コラム「けいざい応援通信」より<2014.11.26>

 「モノが売れない」「会社がつまらない」「何のために仕事をしているのか分からない」というのが、多くの人の日常ではないでしょうか。そのような中でも、つまらない日常を面白いものに変えていくパワフルな人というのはいるものです。
 先日、県社会保険労務士会主催のパネルディスカッションでご一緒した、自動車エンジニアの水野和敏さんもその一人です。水野さんは知る人ぞ知る日本初のマルチスーパーカー「GT―R」の開発責任者で、千曲市の出身、長野高専を卒業されています。
 小学生の頃からものづくりへ強い興味を抱き、高専時代には既にフォーミュラーカーを丸ごと1台を造る実力になっていました。日産自動車では、技術が分かる営業マンとしてトップクラスの実績を残したそうです。
 そんな時、両足を失ったお客様の「自動車は自分の足、生活そのもの。あなたが言う知識や技術で買っているわけではない」という言葉に大きな衝撃を受けます。「独りよがりで車を造っても、それをお客様が喜んでくれなかったら何の意味もない」と気づき、それからは働く視点を「お客様を喜ばせること」として全うしました。

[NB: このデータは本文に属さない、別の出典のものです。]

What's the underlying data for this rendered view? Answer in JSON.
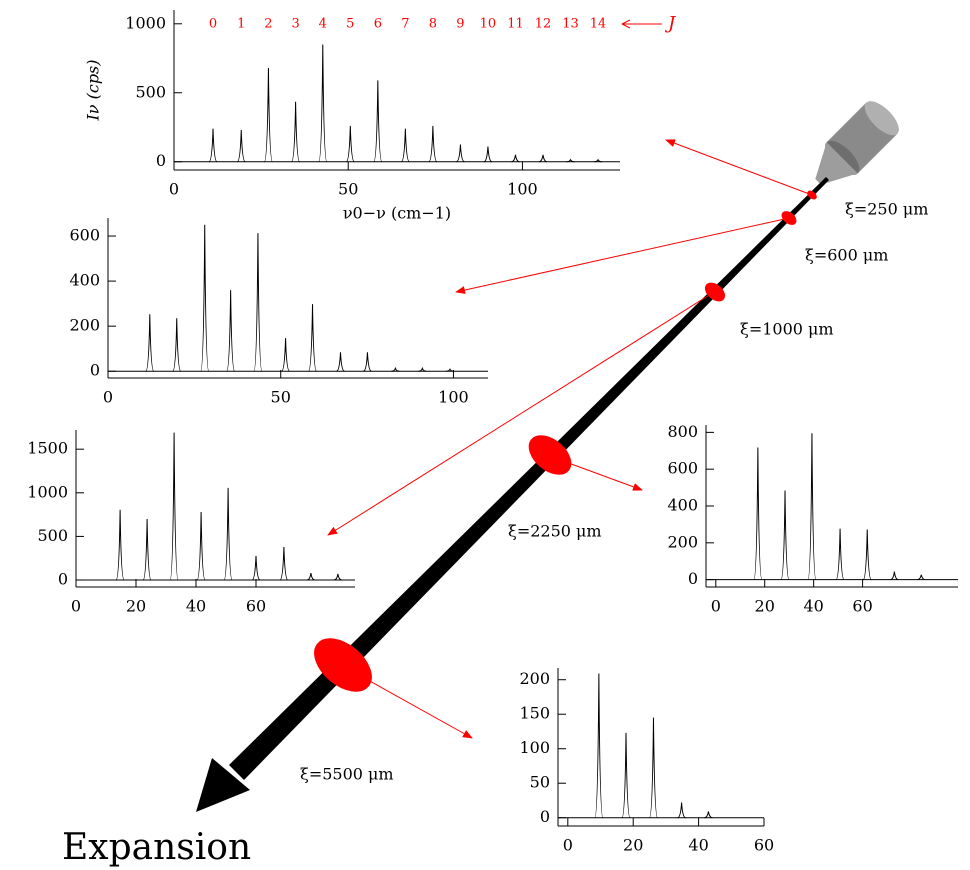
{
  "chart_data": [
    {
      "type": "spectrum",
      "y_label": "Iν (cps)",
      "x_label": "ν0−ν (cm−1)",
      "x": [
        11.2,
        19.3,
        27.1,
        34.9,
        42.7,
        50.6,
        58.5,
        66.4,
        74.3,
        82.2,
        90.1,
        98.0,
        105.9,
        113.8,
        121.7
      ],
      "values": [
        240,
        230,
        680,
        435,
        850,
        260,
        590,
        240,
        260,
        125,
        110,
        50,
        50,
        15,
        15
      ],
      "peak_labels": [
        0,
        1,
        2,
        3,
        4,
        5,
        6,
        7,
        8,
        9,
        10,
        11,
        12,
        13,
        14
      ],
      "peak_label_name": "J",
      "peak_label_color": "#ff0000",
      "xlim": [
        0,
        128
      ],
      "ylim": [
        -60,
        1100
      ],
      "xticks": [
        0,
        50,
        100
      ],
      "yticks": [
        0,
        500,
        1000
      ],
      "annotation": "ξ=250 μm",
      "color": "#000000"
    },
    {
      "type": "spectrum",
      "x": [
        12.1,
        19.9,
        28.0,
        35.5,
        43.4,
        51.4,
        59.2,
        67.3,
        75.1,
        83.2,
        91.0,
        99.0
      ],
      "values": [
        253,
        235,
        650,
        360,
        613,
        147,
        298,
        84,
        84,
        13,
        13,
        9
      ],
      "xlim": [
        0,
        110
      ],
      "ylim": [
        -30,
        680
      ],
      "xticks": [
        0,
        50,
        100
      ],
      "yticks": [
        0,
        200,
        400,
        600
      ],
      "annotation": "ξ=600 μm",
      "color": "#000000"
    },
    {
      "type": "spectrum",
      "x": [
        14.7,
        23.7,
        32.7,
        41.7,
        50.7,
        60.0,
        69.3,
        78.3,
        87.3
      ],
      "values": [
        805,
        700,
        1690,
        780,
        1057,
        276,
        379,
        80,
        69
      ],
      "xlim": [
        0,
        93
      ],
      "ylim": [
        -80,
        1720
      ],
      "xticks": [
        0,
        20,
        40,
        60
      ],
      "yticks": [
        0,
        500,
        1000,
        1500
      ],
      "annotation": "ξ=1000 μm",
      "color": "#000000"
    },
    {
      "type": "spectrum",
      "x": [
        17.2,
        28.3,
        39.3,
        50.8,
        61.9,
        73.0,
        84.0
      ],
      "values": [
        718,
        484,
        795,
        277,
        272,
        44,
        27
      ],
      "xlim": [
        -4,
        99
      ],
      "ylim": [
        -40,
        840
      ],
      "xticks": [
        0,
        20,
        40,
        60
      ],
      "yticks": [
        0,
        200,
        400,
        600,
        800
      ],
      "annotation": "ξ=2250 μm",
      "color": "#000000"
    },
    {
      "type": "spectrum",
      "x": [
        9.5,
        17.8,
        26.2,
        34.8,
        43.0
      ],
      "values": [
        209,
        123,
        145,
        22,
        9
      ],
      "xlim": [
        -3,
        60
      ],
      "ylim": [
        -12,
        217
      ],
      "xticks": [
        0,
        20,
        40,
        60
      ],
      "yticks": [
        0,
        50,
        100,
        150,
        200
      ],
      "annotation": "ξ=5500 μm",
      "color": "#000000"
    }
  ],
  "diagram": {
    "label": "Expansion"
  }
}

  「会社のため、自分のため、などと考えているから、人生がつまらないものになる。人のために尽くそうとする視点から考えれば、社会の中での自分の役割が見いだせる。自分の役割が見いだせれば、人生は楽しい」。そして「会社はお客様が喜ぶために自分がしたいことを実現する手段だ、ぐらいに考えるのがちょうど良い。会社の枠で自分の枠を決めてしまっては、自分の役割は見いだせない」と続けます。
 さらにこうも言います。「人の能力は無限なのに、人を単なる作業量である『工数』と数えることで能力に封をしてはいけない。人が動物と違う最大の点は、想像できることにある。人が想像力を活(い)かせば、能力は2倍にも3倍にもなる。それは『能数』と考えるべきだ。その社員の想像力をどこまで引き出せるのかがマネジメントの神髄である」
 こうして生まれたのが「GT―R」です。あえて、ヒト・モノ・カネ・時間を従来の半分にして、人の能力を最大限に引き出すことができたからこそ、開発に成功したのだと教えていただきました。


 信州の大自然で育った我々は、豊かな想像力を内に秘めているはずです。それを発揮し、枠を一歩踏み出し、お客様のために働くことで、生き甲斐(がい)のある人生と、豊かな社会が築けるに違いありません。